Born in 1832 in Scotland, James Colman headed to the western United States at 29. He wound up in San Francisco, and from there was hired to run the Port Madison sawmill on the Kitsap Peninsula on Puget Sound. Three years later, he bought a run-down mill at Port Orchard. Just after he had remodeled it, in 1869, it burned down and he found himself bankrupt. In 1872, Colman moved to Seattle where, with San Francisco backers, leased and operated Yesler's Mill at the foot of Yesler Way, now Pioneer Square. The great Seattle fire of 1889 destroyed Colman's properties. He immediately built a larger four-story brick Colman Building that still stands on 1st Avenue and built another building on Main Street.

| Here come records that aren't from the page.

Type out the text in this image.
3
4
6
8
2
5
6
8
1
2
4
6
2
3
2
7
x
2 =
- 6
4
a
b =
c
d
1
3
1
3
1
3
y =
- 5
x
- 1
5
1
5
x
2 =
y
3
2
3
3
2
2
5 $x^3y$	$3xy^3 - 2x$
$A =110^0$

The Northern Pacific Fiasco
In 1873, Northern Pacific shocked Seattle by picking Tacoma as its railroad terminus. Colman led Seattle in building its own railroad, the Seattle & Walla Walla, in response. He hoped to reach Walla Walla to hook up with the first transcontinental line to reach the Cascades. Eastern capitalists declined to finance the venture, so Colman put up $20,000 if others would put up $40,000. As the rails neared Renton, a coal-mining company that initially had pledged to ship coal on the line to the waterfront shifted its operations to Newcastle. So Colman built over to Newcastle. Eventually Colman put up most of the $350,000 cost. After Colman turned a profit running the Seattle & Walla Walla, Northern Pacific bought it and extended a spur line to Tacoma.
Colman built the original Colman Dock (now Pier 52, the terminal for Washington State Ferries on the downtown Seattle waterfront). He built it as a 40 x 60-foot shipping dock in 1882, but the 1889 fire destroyed that. He rebuilt it, and the ensuing Klondike Gold Rush (1897) made it a thriving hub. He also built the Colman Creosoting Plant in 1883 where Union Station now stands south of Pioneer Square. He was quarter-owner of the steam tug Vigilant and with his sons built three yachts.
Colman died in 1906. His name survives with his namesake dock, his downtown office building, and Colman Park, designed by John C. Olmsted in 1910.